The $18.5 million mixed-use project is planned for the 800 block of West Cary Street. It’s being led by J.D. Lewis Construction Management Inc.; company co-owner Kevin O’Leary declined to answer questions Monday about the decision to begin demolition and Agelasto’s proposed compromise.
In an emailed statement, O’Leary said the development “will be both less dense and shorter in height than is allowed by right by zoning,” and said he and his co-developers are pleased that the City Council voted late Monday against a proposal by Agelasto to change the area’s zoning to limit future development.
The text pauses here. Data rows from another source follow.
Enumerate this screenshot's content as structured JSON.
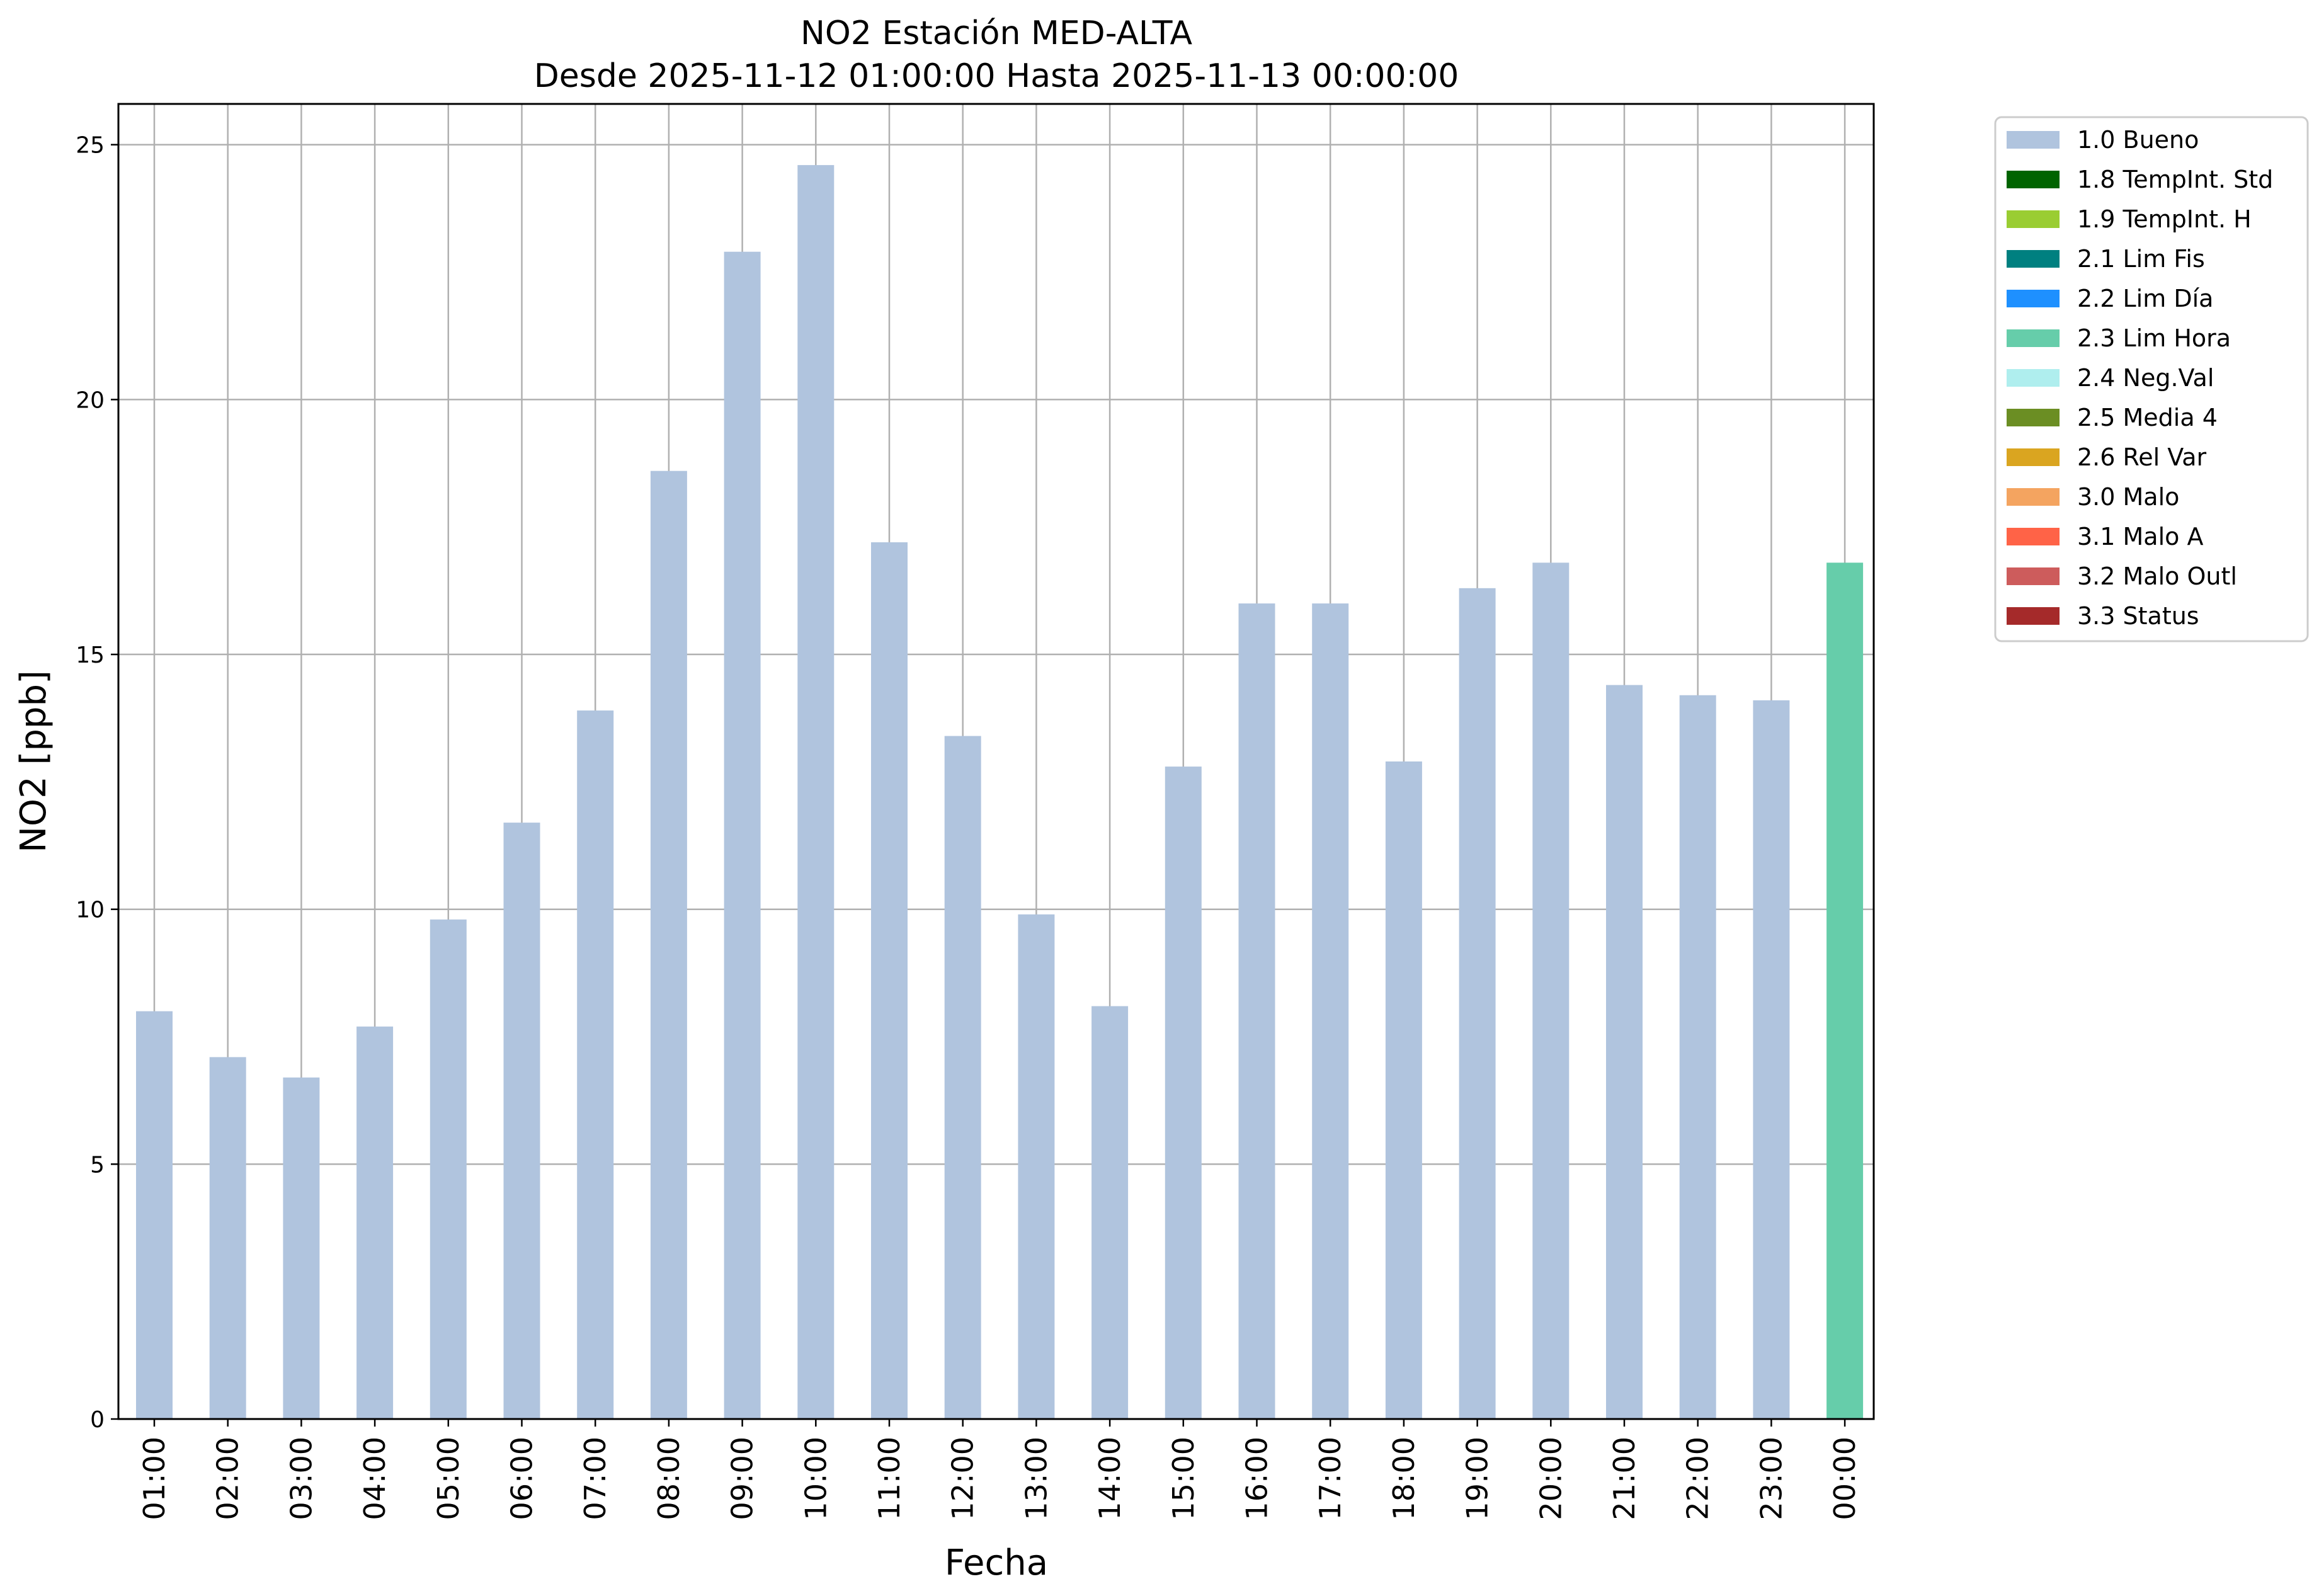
{
  "chart_data": {
    "type": "bar",
    "title_line1": "NO2 Estación MED-ALTA",
    "title_line2": "Desde 2025-11-12 01:00:00 Hasta 2025-11-13 00:00:00",
    "xlabel": "Fecha",
    "ylabel": "NO2 [ppb]",
    "ylim": [
      0,
      25.8
    ],
    "yticks": [
      0,
      5,
      10,
      15,
      20,
      25
    ],
    "grid": true,
    "legend_placement": "outside-top-right",
    "categories": [
      "01:00",
      "02:00",
      "03:00",
      "04:00",
      "05:00",
      "06:00",
      "07:00",
      "08:00",
      "09:00",
      "10:00",
      "11:00",
      "12:00",
      "13:00",
      "14:00",
      "15:00",
      "16:00",
      "17:00",
      "18:00",
      "19:00",
      "20:00",
      "21:00",
      "22:00",
      "23:00",
      "00:00"
    ],
    "values": [
      8.0,
      7.1,
      6.7,
      7.7,
      9.8,
      11.7,
      13.9,
      18.6,
      22.9,
      24.6,
      17.2,
      13.4,
      9.9,
      8.1,
      12.8,
      16.0,
      16.0,
      12.9,
      16.3,
      16.8,
      14.4,
      14.2,
      14.1,
      16.8
    ],
    "flags": [
      "1.0 Bueno",
      "1.0 Bueno",
      "1.0 Bueno",
      "1.0 Bueno",
      "1.0 Bueno",
      "1.0 Bueno",
      "1.0 Bueno",
      "1.0 Bueno",
      "1.0 Bueno",
      "1.0 Bueno",
      "1.0 Bueno",
      "1.0 Bueno",
      "1.0 Bueno",
      "1.0 Bueno",
      "1.0 Bueno",
      "1.0 Bueno",
      "1.0 Bueno",
      "1.0 Bueno",
      "1.0 Bueno",
      "1.0 Bueno",
      "1.0 Bueno",
      "1.0 Bueno",
      "1.0 Bueno",
      "2.3 Lim Hora"
    ],
    "legend": [
      {
        "label": "1.0 Bueno",
        "color": "#b0c4de"
      },
      {
        "label": "1.8 TempInt. Std",
        "color": "#006400"
      },
      {
        "label": "1.9 TempInt. H",
        "color": "#9acd32"
      },
      {
        "label": "2.1 Lim Fis",
        "color": "#008080"
      },
      {
        "label": "2.2 Lim Día",
        "color": "#1e90ff"
      },
      {
        "label": "2.3 Lim Hora",
        "color": "#66cdaa"
      },
      {
        "label": "2.4 Neg.Val",
        "color": "#afeeee"
      },
      {
        "label": "2.5 Media 4",
        "color": "#6b8e23"
      },
      {
        "label": "2.6 Rel Var",
        "color": "#daa520"
      },
      {
        "label": "3.0 Malo",
        "color": "#f4a460"
      },
      {
        "label": "3.1 Malo A",
        "color": "#ff6347"
      },
      {
        "label": "3.2 Malo Outl",
        "color": "#cd5c5c"
      },
      {
        "label": "3.3 Status",
        "color": "#a52a2a"
      }
    ]
  }
}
Richmond Planning Director Mark Olinger expressed surprise that demolition had begun, but said nothing in the city code would prohibit the action.
“They’re not starting construction,” he said. “The demolition is often viewed as a separate process.”
News of the project, announced in late February, drew protest from Oregon Hill residents, who have filed a zoning appeal challenging the project. The appeal is scheduled to be heard June 6.
The buildings, which include the former Paragon Pharmacy, date to the first half of the 19th century. Two of the buildings — 803 and 807 W. Cary St. — are among the four oldest buildings in the Oregon Hill Historic District, according to a history of the block from Charles Pool of the Oregon Hill Home Improvement Council.
The buildings are listed on the state and national registers of historic places as contributing structures to the district.
Agelasto said he’ll pursue changes to city processes in reaction to J.D. Lewis’ approach to the project.
“Other localities will not allow you to destroy historic register sites until a plan of development is approved,” he said. “This project has raised a lot of issues and is, unfortunately, going to bring some changes to how development projects are going to proceed in the city.”